# Named outlet zeigt keinen Inhalt



## Quaneu (16. Nov 2021)

Hallo,

ich habe zwei outlets, das "primary" zeigt z.b. eine Tabelle an, in dieser gibt es Links, um mehr Informationen abzurufen. Diese sollen dann im zweiten outlet "right" angezeigt werden. Doch leider bleibt das zweite outlet immer leer. Im Browser bekomme ich aber auch keine Fehler.

Hier der Code:

[CODE lang="java" title="Routs"]export const appRoutes: Routes = [
  { path: '', redirectTo: '/containers', pathMatch: 'full' },
  {
    path: 'containers', component: ContainersComponent, children: [
      { path: 'container/:id', outlet: 'right', component: ContainerDetailsComponent }
    ]
  }
];[/CODE]

[CODE lang="html" title="Link"]<a [routerLink]="[{outlets: {right: ['container', container.id]}}]">...</a>[/CODE]

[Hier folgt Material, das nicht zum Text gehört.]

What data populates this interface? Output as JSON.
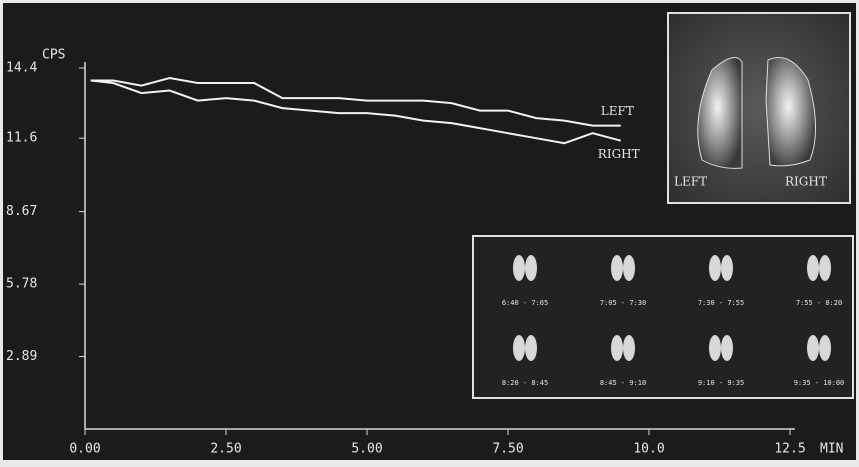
{
  "chart_data": {
    "type": "line",
    "y_label": "CPS",
    "x_label": "MIN",
    "x": [
      0.1,
      0.5,
      1.0,
      1.5,
      2.0,
      2.5,
      3.0,
      3.5,
      4.0,
      4.5,
      5.0,
      5.5,
      6.0,
      6.5,
      7.0,
      7.5,
      8.0,
      8.5,
      9.0,
      9.5
    ],
    "series": [
      {
        "name": "LEFT",
        "color": "#f2f2f2",
        "values": [
          13.9,
          13.9,
          13.7,
          14.0,
          13.8,
          13.8,
          13.8,
          13.2,
          13.2,
          13.2,
          13.1,
          13.1,
          13.1,
          13.0,
          12.7,
          12.7,
          12.4,
          12.3,
          12.1,
          12.1
        ]
      },
      {
        "name": "RIGHT",
        "color": "#f2f2f2",
        "values": [
          13.9,
          13.8,
          13.4,
          13.5,
          13.1,
          13.2,
          13.1,
          12.8,
          12.7,
          12.6,
          12.6,
          12.5,
          12.3,
          12.2,
          12.0,
          11.8,
          11.6,
          11.4,
          11.8,
          11.5
        ]
      }
    ],
    "xlim": [
      0,
      12.5
    ],
    "xticks": [
      {
        "value": 0,
        "label": "0.00"
      },
      {
        "value": 2.5,
        "label": "2.50"
      },
      {
        "value": 5,
        "label": "5.00"
      },
      {
        "value": 7.5,
        "label": "7.50"
      },
      {
        "value": 10,
        "label": "10.0"
      },
      12.5
    ],
    "ylim": [
      0,
      14.4
    ],
    "yticks": [
      2.89,
      5.78,
      8.67,
      11.6,
      14.4
    ],
    "inset_labels": [
      "LEFT",
      "RIGHT"
    ],
    "frame_labels": [
      "6:40 - 7:05",
      "7:05 - 7:30",
      "7:30 - 7:55",
      "7:55 - 8:20",
      "8:20 - 8:45",
      "8:45 - 9:10",
      "9:10 - 9:35",
      "9:35 - 10:00"
    ]
  }
}
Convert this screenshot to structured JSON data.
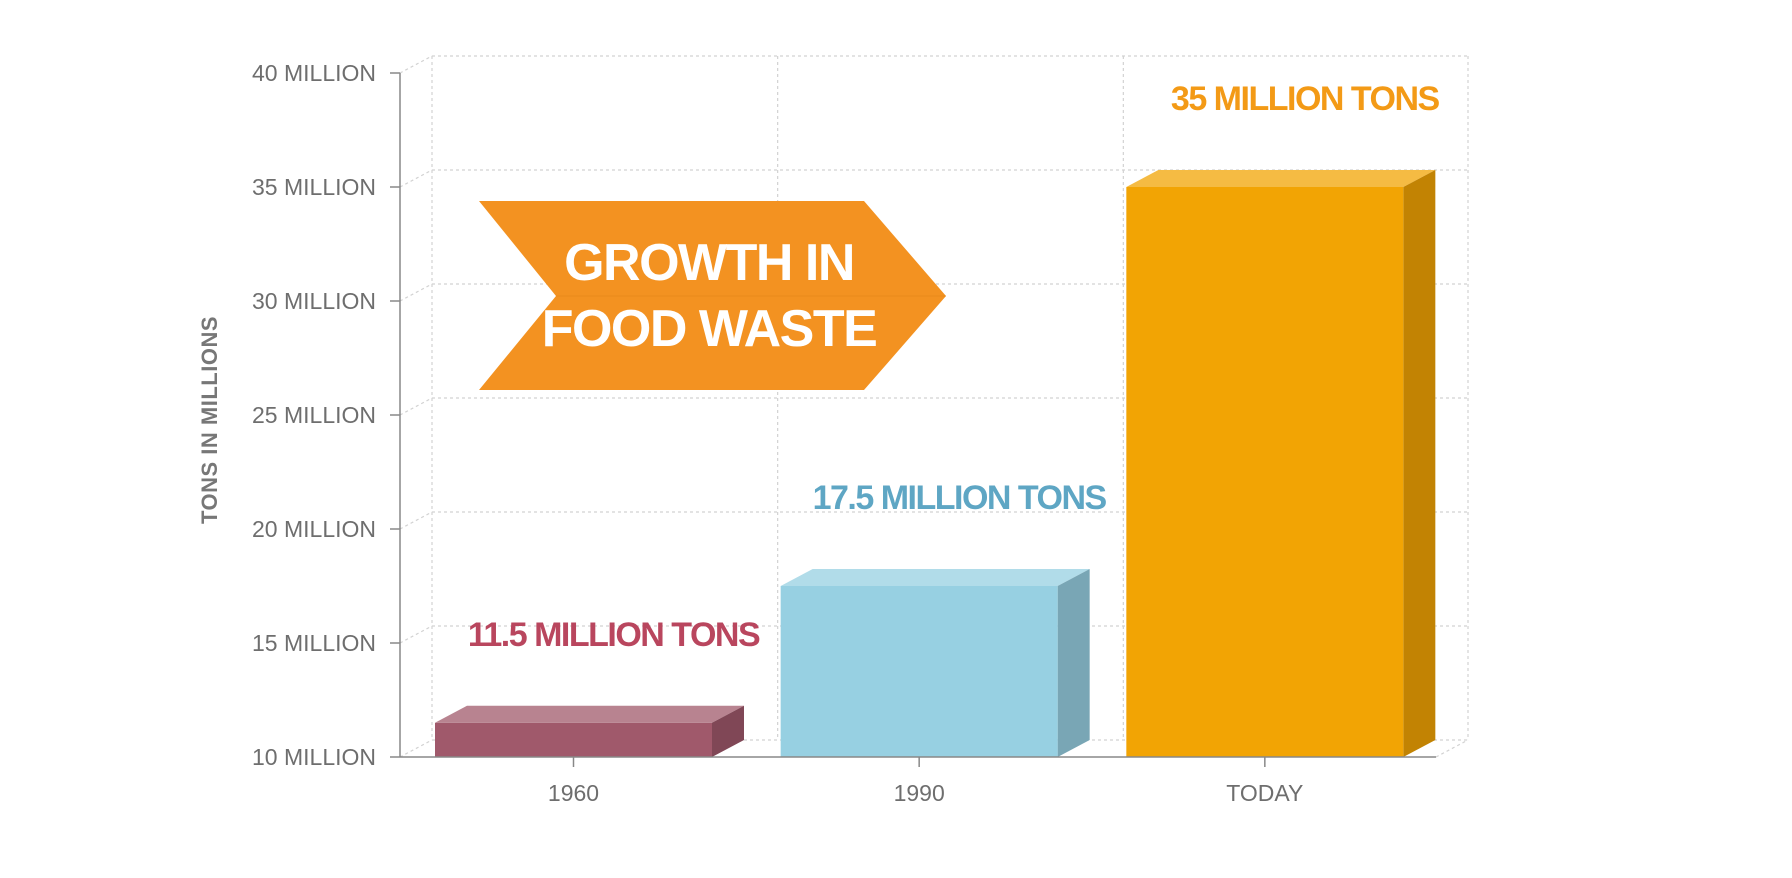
{
  "chart_data": {
    "type": "bar",
    "categories": [
      "1960",
      "1990",
      "TODAY"
    ],
    "values": [
      11.5,
      17.5,
      35
    ],
    "data_labels": [
      "11.5 MILLION TONS",
      "17.5 MILLION TONS",
      "35 MILLION TONS"
    ],
    "colors": [
      "#a0596b",
      "#97d0e2",
      "#f2a404"
    ],
    "label_colors": [
      "#b9465e",
      "#5ea6c4",
      "#f39a16"
    ],
    "ylabel": "TONS IN MILLIONS",
    "ylim": [
      10,
      40
    ],
    "yticks": [
      10,
      15,
      20,
      25,
      30,
      35,
      40
    ],
    "ytick_labels": [
      "10 MILLION",
      "15 MILLION",
      "20 MILLION",
      "25 MILLION",
      "30 MILLION",
      "35 MILLION",
      "40 MILLION"
    ],
    "grid": true
  },
  "banner": {
    "line1": "GROWTH IN",
    "line2": "FOOD WASTE",
    "color": "#f39221"
  }
}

[CODE lang="html" title="Outlets"] <main class="content">
   <div id="left">
     <router-outlet></router-outlet>
   </div>
   <div id="right">
     <router-outlet name="right"></router-outlet>
   </div>
 </main>[/CODE]


[CODE lang="html" title="ContainerDetails Html"]<p>Hallo Welt</p>[/CODE]

Wenn ich was an der Route ändere, zeigt mir der Browser auch Fehler an, daher denke ich, dass er die Route auflösen kann, aber ich verstehe nicht warum er nichts anzeigt. Sieht jemand meinen Fehler?

Schöne Grüße und vielen Dank
Quaneu


----------